A proposta substitui o foco no encolhimento do transistor pelo tempo de propagação da sinalização dentro do chip. A técnica central é o plegado lógico, que empilha circuitos em camadas verticais em vez de dispersá-los no plano. Segundo He, a equipe já aplica o método há seis anos.
A Huawei afirma ter fabricado 381 chips com a abordagem até o momento. O Kirin 2026, com lançamento esperado para o outono, seria o primeiro do mundo a estrear essa tecnologia. A imprensa acompanha com ceticismo e entusiasmo, diante de desafios de calor e custos com mais camadas.
Analistas destacam que a ideia representa a formulação mais coerente para a era pós Moore até agora, mas alertam que o empilhamento tridimensional aumenta demanda por dissipação de calor e pode elevar custos de fabricação. A direção da Nvidia elogiou o avanço, mas disse não representar ameaça à TSMC.
A Huawei enfrentou sanções americanas iniciadas em 2019, quando foi incluída na lista negra dos EUA. Sem acesso a manufatura com tecnologia norte-americana, a empresa intensificou investimentos em pesquisa, com mais de 192 bilhões de yuans previstos para 2025, equivalente a cerca de 22% da receita.
He Tingbo, natural de Changsha, lidera também o comitê científico da Huawei e compõe uma das duas únicas mulheres no conselho de 17 membros da empresa. Ingressou à Huawei em 1996 e liderou o desenvolvimento de chips de comunicação óptica, 3G e, depois, a unidade HiSilicon, responsável por Kirin, Ascend, Kunpeng e outros semiconductores.

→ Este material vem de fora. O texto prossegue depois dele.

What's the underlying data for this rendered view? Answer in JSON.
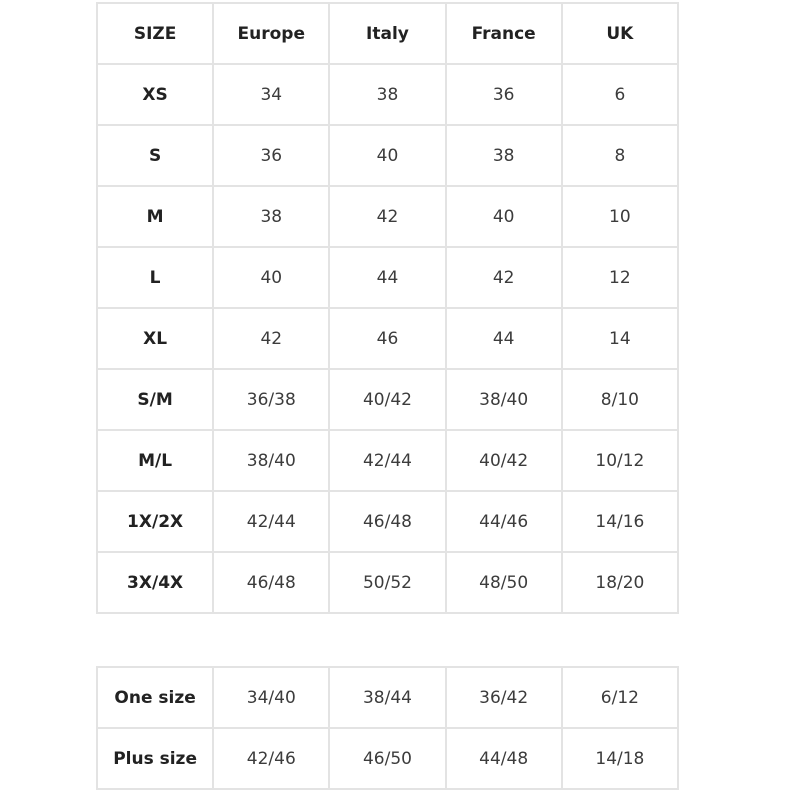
{
  "size_table": {
    "headers": [
      "SIZE",
      "Europe",
      "Italy",
      "France",
      "UK"
    ],
    "rows": [
      [
        "XS",
        "34",
        "38",
        "36",
        "6"
      ],
      [
        "S",
        "36",
        "40",
        "38",
        "8"
      ],
      [
        "M",
        "38",
        "42",
        "40",
        "10"
      ],
      [
        "L",
        "40",
        "44",
        "42",
        "12"
      ],
      [
        "XL",
        "42",
        "46",
        "44",
        "14"
      ],
      [
        "S/M",
        "36/38",
        "40/42",
        "38/40",
        "8/10"
      ],
      [
        "M/L",
        "38/40",
        "42/44",
        "40/42",
        "10/12"
      ],
      [
        "1X/2X",
        "42/44",
        "46/48",
        "44/46",
        "14/16"
      ],
      [
        "3X/4X",
        "46/48",
        "50/52",
        "48/50",
        "18/20"
      ]
    ]
  },
  "special_table": {
    "rows": [
      [
        "One size",
        "34/40",
        "38/44",
        "36/42",
        "6/12"
      ],
      [
        "Plus size",
        "42/46",
        "46/50",
        "44/48",
        "14/18"
      ]
    ]
  },
  "colors": {
    "border": "#e3e3e3",
    "header_text": "#222222",
    "body_text": "#3c3c3c"
  }
}
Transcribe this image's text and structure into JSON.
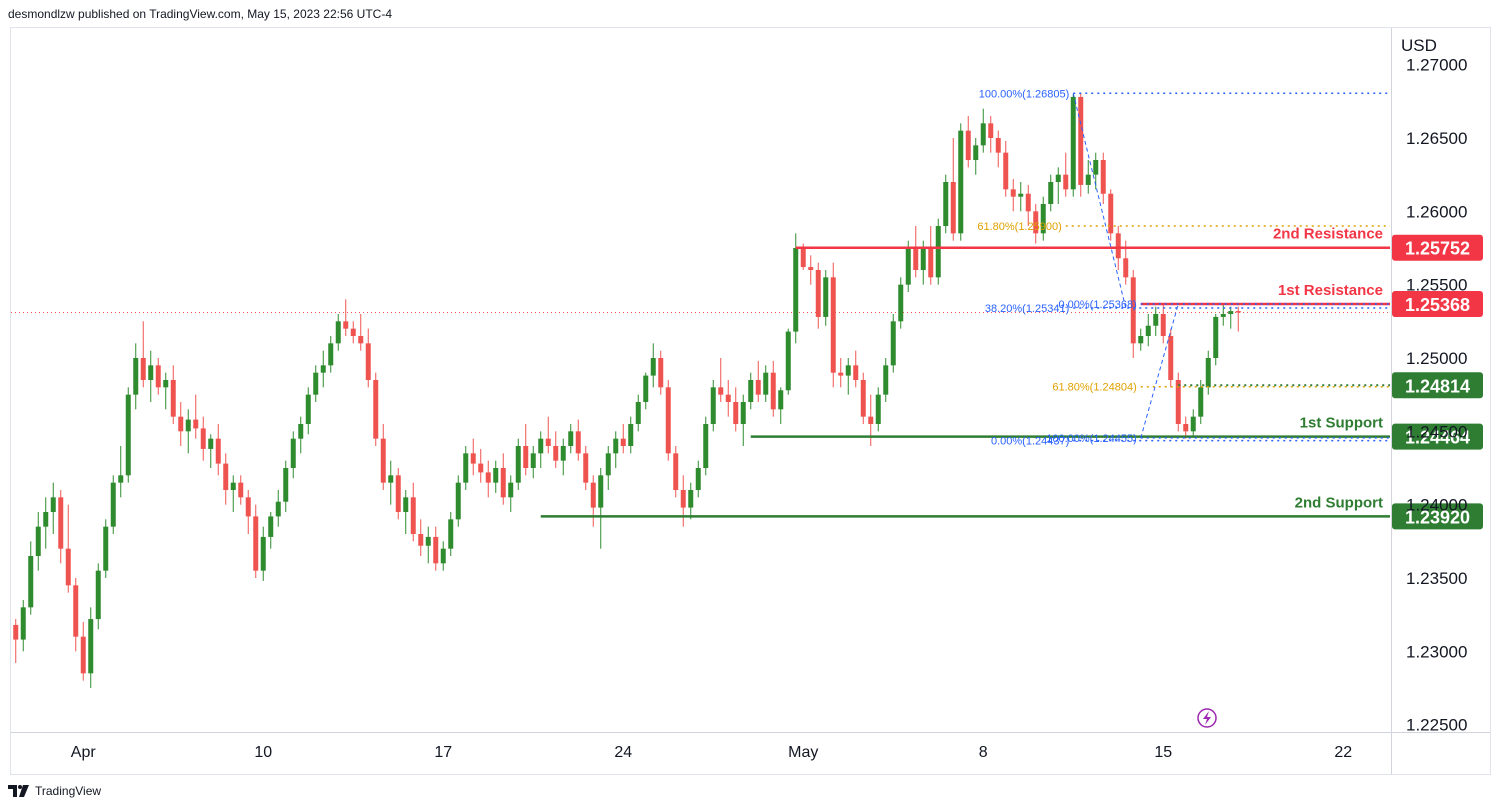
{
  "header": {
    "published_by": "desmondlzw published on TradingView.com, May 15, 2023 22:56 UTC-4"
  },
  "footer": {
    "logo_text": "TradingView"
  },
  "colors": {
    "up": "#2e8b2e",
    "down": "#ef5350",
    "resistance": "#f23645",
    "support": "#2e7d32",
    "fib_blue": "#2962ff",
    "fib_orange": "#e0a100",
    "axis_line": "#d1d4dc",
    "grid": "#ffffff"
  },
  "chart_data": {
    "type": "candlestick",
    "currency_label": "USD",
    "ylim": [
      1.2245,
      1.2725
    ],
    "y_ticks": [
      "1.27000",
      "1.26500",
      "1.26000",
      "1.25500",
      "1.25000",
      "1.24500",
      "1.24000",
      "1.23500",
      "1.23000",
      "1.22500"
    ],
    "x_ticks": [
      {
        "label": "Apr",
        "bar": 9
      },
      {
        "label": "10",
        "bar": 33
      },
      {
        "label": "17",
        "bar": 57
      },
      {
        "label": "24",
        "bar": 81
      },
      {
        "label": "May",
        "bar": 105
      },
      {
        "label": "8",
        "bar": 129
      },
      {
        "label": "15",
        "bar": 153
      },
      {
        "label": "22",
        "bar": 177
      }
    ],
    "bars_total": 184,
    "levels": [
      {
        "name": "2nd Resistance",
        "value": 1.25752,
        "value_label": "1.25752",
        "kind": "resistance",
        "start_bar": 104
      },
      {
        "name": "1st Resistance",
        "value": 1.25368,
        "value_label": "1.25368",
        "kind": "resistance",
        "start_bar": 150
      },
      {
        "name": "",
        "value": 1.24814,
        "value_label": "1.24814",
        "kind": "support",
        "start_bar": 155,
        "dotted": true
      },
      {
        "name": "1st Support",
        "value": 1.24464,
        "value_label": "1.24464",
        "kind": "support",
        "start_bar": 98
      },
      {
        "name": "2nd Support",
        "value": 1.2392,
        "value_label": "1.23920",
        "kind": "support",
        "start_bar": 70
      }
    ],
    "fib_labels": [
      {
        "text": "100.00%(1.26805)",
        "value": 1.26805,
        "color": "blue",
        "bar": 141
      },
      {
        "text": "61.80%(1.25900)",
        "value": 1.259,
        "color": "orange",
        "bar": 140
      },
      {
        "text": "38.20%(1.25341)",
        "value": 1.25341,
        "color": "blue",
        "bar": 141
      },
      {
        "text": "0.00%(1.25368)",
        "value": 1.25368,
        "color": "blue",
        "bar": 150
      },
      {
        "text": "61.80%(1.24804)",
        "value": 1.24804,
        "color": "orange",
        "bar": 150
      },
      {
        "text": "0.00%(1.24437)",
        "value": 1.24437,
        "color": "blue",
        "bar": 141
      },
      {
        "text": "100.00%(1.24455)",
        "value": 1.24455,
        "color": "blue",
        "bar": 150
      }
    ],
    "last_price": 1.2531,
    "candles": [
      [
        1.2318,
        1.2322,
        1.2292,
        1.2308
      ],
      [
        1.2308,
        1.2335,
        1.23,
        1.233
      ],
      [
        1.233,
        1.2375,
        1.2325,
        1.2365
      ],
      [
        1.2365,
        1.2395,
        1.2355,
        1.2385
      ],
      [
        1.2385,
        1.2405,
        1.237,
        1.2395
      ],
      [
        1.2395,
        1.2415,
        1.238,
        1.2405
      ],
      [
        1.2405,
        1.241,
        1.236,
        1.237
      ],
      [
        1.237,
        1.24,
        1.234,
        1.2345
      ],
      [
        1.2345,
        1.235,
        1.23,
        1.231
      ],
      [
        1.231,
        1.232,
        1.228,
        1.2285
      ],
      [
        1.2285,
        1.233,
        1.2275,
        1.2322
      ],
      [
        1.2322,
        1.236,
        1.2315,
        1.2355
      ],
      [
        1.2355,
        1.239,
        1.235,
        1.2385
      ],
      [
        1.2385,
        1.242,
        1.238,
        1.2415
      ],
      [
        1.2415,
        1.244,
        1.2405,
        1.242
      ],
      [
        1.242,
        1.248,
        1.2415,
        1.2475
      ],
      [
        1.2475,
        1.251,
        1.2465,
        1.25
      ],
      [
        1.25,
        1.2525,
        1.248,
        1.2485
      ],
      [
        1.2485,
        1.2505,
        1.247,
        1.2495
      ],
      [
        1.2495,
        1.25,
        1.2475,
        1.248
      ],
      [
        1.248,
        1.249,
        1.2465,
        1.2485
      ],
      [
        1.2485,
        1.2495,
        1.2455,
        1.246
      ],
      [
        1.246,
        1.247,
        1.244,
        1.245
      ],
      [
        1.245,
        1.2465,
        1.2435,
        1.2458
      ],
      [
        1.2458,
        1.2475,
        1.2445,
        1.2452
      ],
      [
        1.2452,
        1.246,
        1.243,
        1.2438
      ],
      [
        1.2438,
        1.2448,
        1.2425,
        1.2445
      ],
      [
        1.2445,
        1.2455,
        1.242,
        1.2428
      ],
      [
        1.2428,
        1.2435,
        1.24,
        1.241
      ],
      [
        1.241,
        1.242,
        1.2395,
        1.2415
      ],
      [
        1.2415,
        1.242,
        1.24,
        1.2405
      ],
      [
        1.2405,
        1.241,
        1.238,
        1.2392
      ],
      [
        1.2392,
        1.24,
        1.235,
        1.2355
      ],
      [
        1.2355,
        1.2385,
        1.2348,
        1.2378
      ],
      [
        1.2378,
        1.2395,
        1.237,
        1.2392
      ],
      [
        1.2392,
        1.241,
        1.2385,
        1.2402
      ],
      [
        1.2402,
        1.243,
        1.2395,
        1.2425
      ],
      [
        1.2425,
        1.245,
        1.2418,
        1.2445
      ],
      [
        1.2445,
        1.246,
        1.2435,
        1.2455
      ],
      [
        1.2455,
        1.248,
        1.2448,
        1.2475
      ],
      [
        1.2475,
        1.2495,
        1.247,
        1.249
      ],
      [
        1.249,
        1.2505,
        1.248,
        1.2495
      ],
      [
        1.2495,
        1.2515,
        1.249,
        1.251
      ],
      [
        1.251,
        1.253,
        1.2505,
        1.2525
      ],
      [
        1.2525,
        1.254,
        1.2515,
        1.252
      ],
      [
        1.252,
        1.2525,
        1.251,
        1.2515
      ],
      [
        1.2515,
        1.253,
        1.2505,
        1.251
      ],
      [
        1.251,
        1.252,
        1.248,
        1.2485
      ],
      [
        1.2485,
        1.249,
        1.244,
        1.2445
      ],
      [
        1.2445,
        1.2455,
        1.241,
        1.2415
      ],
      [
        1.2415,
        1.243,
        1.24,
        1.242
      ],
      [
        1.242,
        1.2425,
        1.239,
        1.2395
      ],
      [
        1.2395,
        1.241,
        1.238,
        1.2405
      ],
      [
        1.2405,
        1.2415,
        1.2375,
        1.238
      ],
      [
        1.238,
        1.239,
        1.2365,
        1.2372
      ],
      [
        1.2372,
        1.2385,
        1.236,
        1.2378
      ],
      [
        1.2378,
        1.2385,
        1.2355,
        1.236
      ],
      [
        1.236,
        1.2375,
        1.2355,
        1.237
      ],
      [
        1.237,
        1.2395,
        1.2365,
        1.239
      ],
      [
        1.239,
        1.242,
        1.2385,
        1.2415
      ],
      [
        1.2415,
        1.244,
        1.241,
        1.2435
      ],
      [
        1.2435,
        1.2445,
        1.242,
        1.2428
      ],
      [
        1.2428,
        1.2438,
        1.2415,
        1.2422
      ],
      [
        1.2422,
        1.243,
        1.2405,
        1.2415
      ],
      [
        1.2415,
        1.243,
        1.2408,
        1.2425
      ],
      [
        1.2425,
        1.2435,
        1.24,
        1.2405
      ],
      [
        1.2405,
        1.242,
        1.2395,
        1.2415
      ],
      [
        1.2415,
        1.2445,
        1.241,
        1.244
      ],
      [
        1.244,
        1.2455,
        1.242,
        1.2425
      ],
      [
        1.2425,
        1.244,
        1.2418,
        1.2435
      ],
      [
        1.2435,
        1.245,
        1.2425,
        1.2445
      ],
      [
        1.2445,
        1.246,
        1.2435,
        1.244
      ],
      [
        1.244,
        1.245,
        1.2425,
        1.243
      ],
      [
        1.243,
        1.2445,
        1.242,
        1.244
      ],
      [
        1.244,
        1.2455,
        1.2435,
        1.245
      ],
      [
        1.245,
        1.2458,
        1.243,
        1.2435
      ],
      [
        1.2435,
        1.244,
        1.241,
        1.2415
      ],
      [
        1.2415,
        1.242,
        1.2385,
        1.2398
      ],
      [
        1.2398,
        1.2425,
        1.237,
        1.242
      ],
      [
        1.242,
        1.244,
        1.241,
        1.2435
      ],
      [
        1.2435,
        1.245,
        1.2425,
        1.2445
      ],
      [
        1.2445,
        1.2455,
        1.2435,
        1.244
      ],
      [
        1.244,
        1.246,
        1.2435,
        1.2455
      ],
      [
        1.2455,
        1.2475,
        1.245,
        1.247
      ],
      [
        1.247,
        1.249,
        1.2465,
        1.2488
      ],
      [
        1.2488,
        1.251,
        1.248,
        1.25
      ],
      [
        1.25,
        1.2505,
        1.2475,
        1.248
      ],
      [
        1.248,
        1.2485,
        1.243,
        1.2435
      ],
      [
        1.2435,
        1.244,
        1.2405,
        1.241
      ],
      [
        1.241,
        1.242,
        1.2385,
        1.2398
      ],
      [
        1.2398,
        1.2415,
        1.239,
        1.241
      ],
      [
        1.241,
        1.243,
        1.2405,
        1.2425
      ],
      [
        1.2425,
        1.246,
        1.242,
        1.2455
      ],
      [
        1.2455,
        1.2485,
        1.245,
        1.248
      ],
      [
        1.248,
        1.25,
        1.247,
        1.2475
      ],
      [
        1.2475,
        1.2485,
        1.246,
        1.247
      ],
      [
        1.247,
        1.248,
        1.245,
        1.2455
      ],
      [
        1.2455,
        1.2475,
        1.244,
        1.247
      ],
      [
        1.247,
        1.249,
        1.2465,
        1.2485
      ],
      [
        1.2485,
        1.2498,
        1.247,
        1.2475
      ],
      [
        1.2475,
        1.2495,
        1.247,
        1.249
      ],
      [
        1.249,
        1.2498,
        1.246,
        1.2465
      ],
      [
        1.2465,
        1.248,
        1.2455,
        1.2478
      ],
      [
        1.2478,
        1.252,
        1.2475,
        1.2518
      ],
      [
        1.2518,
        1.2585,
        1.251,
        1.2575
      ],
      [
        1.2575,
        1.2578,
        1.256,
        1.2562
      ],
      [
        1.2562,
        1.257,
        1.255,
        1.256
      ],
      [
        1.256,
        1.2565,
        1.252,
        1.2528
      ],
      [
        1.2528,
        1.256,
        1.2522,
        1.2555
      ],
      [
        1.2555,
        1.2565,
        1.248,
        1.249
      ],
      [
        1.249,
        1.25,
        1.248,
        1.2488
      ],
      [
        1.2488,
        1.25,
        1.2475,
        1.2495
      ],
      [
        1.2495,
        1.2505,
        1.248,
        1.2485
      ],
      [
        1.2485,
        1.249,
        1.2455,
        1.246
      ],
      [
        1.246,
        1.2475,
        1.244,
        1.2455
      ],
      [
        1.2455,
        1.248,
        1.245,
        1.2475
      ],
      [
        1.2475,
        1.25,
        1.247,
        1.2495
      ],
      [
        1.2495,
        1.253,
        1.249,
        1.2525
      ],
      [
        1.2525,
        1.2555,
        1.252,
        1.255
      ],
      [
        1.255,
        1.258,
        1.2545,
        1.2575
      ],
      [
        1.2575,
        1.259,
        1.2555,
        1.256
      ],
      [
        1.256,
        1.258,
        1.255,
        1.2575
      ],
      [
        1.2575,
        1.259,
        1.255,
        1.2555
      ],
      [
        1.2555,
        1.2595,
        1.255,
        1.259
      ],
      [
        1.259,
        1.2625,
        1.2585,
        1.262
      ],
      [
        1.262,
        1.265,
        1.258,
        1.2585
      ],
      [
        1.2585,
        1.266,
        1.258,
        1.2655
      ],
      [
        1.2655,
        1.2665,
        1.263,
        1.2635
      ],
      [
        1.2635,
        1.265,
        1.2625,
        1.2645
      ],
      [
        1.2645,
        1.267,
        1.264,
        1.266
      ],
      [
        1.266,
        1.2665,
        1.264,
        1.265
      ],
      [
        1.265,
        1.2655,
        1.263,
        1.264
      ],
      [
        1.264,
        1.2648,
        1.261,
        1.2615
      ],
      [
        1.2615,
        1.2622,
        1.26,
        1.261
      ],
      [
        1.261,
        1.262,
        1.26,
        1.2612
      ],
      [
        1.2612,
        1.2618,
        1.259,
        1.26
      ],
      [
        1.26,
        1.2605,
        1.2578,
        1.2585
      ],
      [
        1.2585,
        1.261,
        1.258,
        1.2605
      ],
      [
        1.2605,
        1.2625,
        1.26,
        1.262
      ],
      [
        1.262,
        1.263,
        1.2605,
        1.2625
      ],
      [
        1.2625,
        1.264,
        1.261,
        1.2615
      ],
      [
        1.2615,
        1.268,
        1.261,
        1.2678
      ],
      [
        1.2678,
        1.2681,
        1.261,
        1.2618
      ],
      [
        1.2618,
        1.2635,
        1.2612,
        1.2625
      ],
      [
        1.2625,
        1.264,
        1.2615,
        1.2635
      ],
      [
        1.2635,
        1.264,
        1.2605,
        1.2612
      ],
      [
        1.2612,
        1.2615,
        1.258,
        1.2585
      ],
      [
        1.2585,
        1.259,
        1.256,
        1.2568
      ],
      [
        1.2568,
        1.258,
        1.255,
        1.2555
      ],
      [
        1.2555,
        1.256,
        1.25,
        1.251
      ],
      [
        1.251,
        1.252,
        1.2505,
        1.2515
      ],
      [
        1.2515,
        1.253,
        1.2508,
        1.2522
      ],
      [
        1.2522,
        1.2535,
        1.2515,
        1.253
      ],
      [
        1.253,
        1.2537,
        1.251,
        1.2515
      ],
      [
        1.2515,
        1.252,
        1.248,
        1.2485
      ],
      [
        1.2485,
        1.249,
        1.245,
        1.2455
      ],
      [
        1.2455,
        1.246,
        1.2445,
        1.245
      ],
      [
        1.245,
        1.2465,
        1.2446,
        1.246
      ],
      [
        1.246,
        1.2485,
        1.2455,
        1.248
      ],
      [
        1.248,
        1.2505,
        1.2475,
        1.25
      ],
      [
        1.25,
        1.253,
        1.2495,
        1.2528
      ],
      [
        1.2528,
        1.2537,
        1.2522,
        1.253
      ],
      [
        1.253,
        1.2535,
        1.252,
        1.2532
      ],
      [
        1.2532,
        1.2535,
        1.2518,
        1.2531
      ]
    ]
  }
}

A lei Tau nasce como resposta aos bloqueios de fornecimento ocorridos desde 2019. Ao priorizar o tempo de propagação em vez do tamanho físico, a Huawei busca manter avanços competitivos diante de limitações na obtenção de equipamentos avançados de fabricação.
Tau é uma referência ao tau, constante de tempo na física e engenharia, indicando o atraso na propagação de sinais em circuitos. A expectativa é que o caminho adotado permita ganhos de desempenho ainda em ambientes com restrições de manufatura.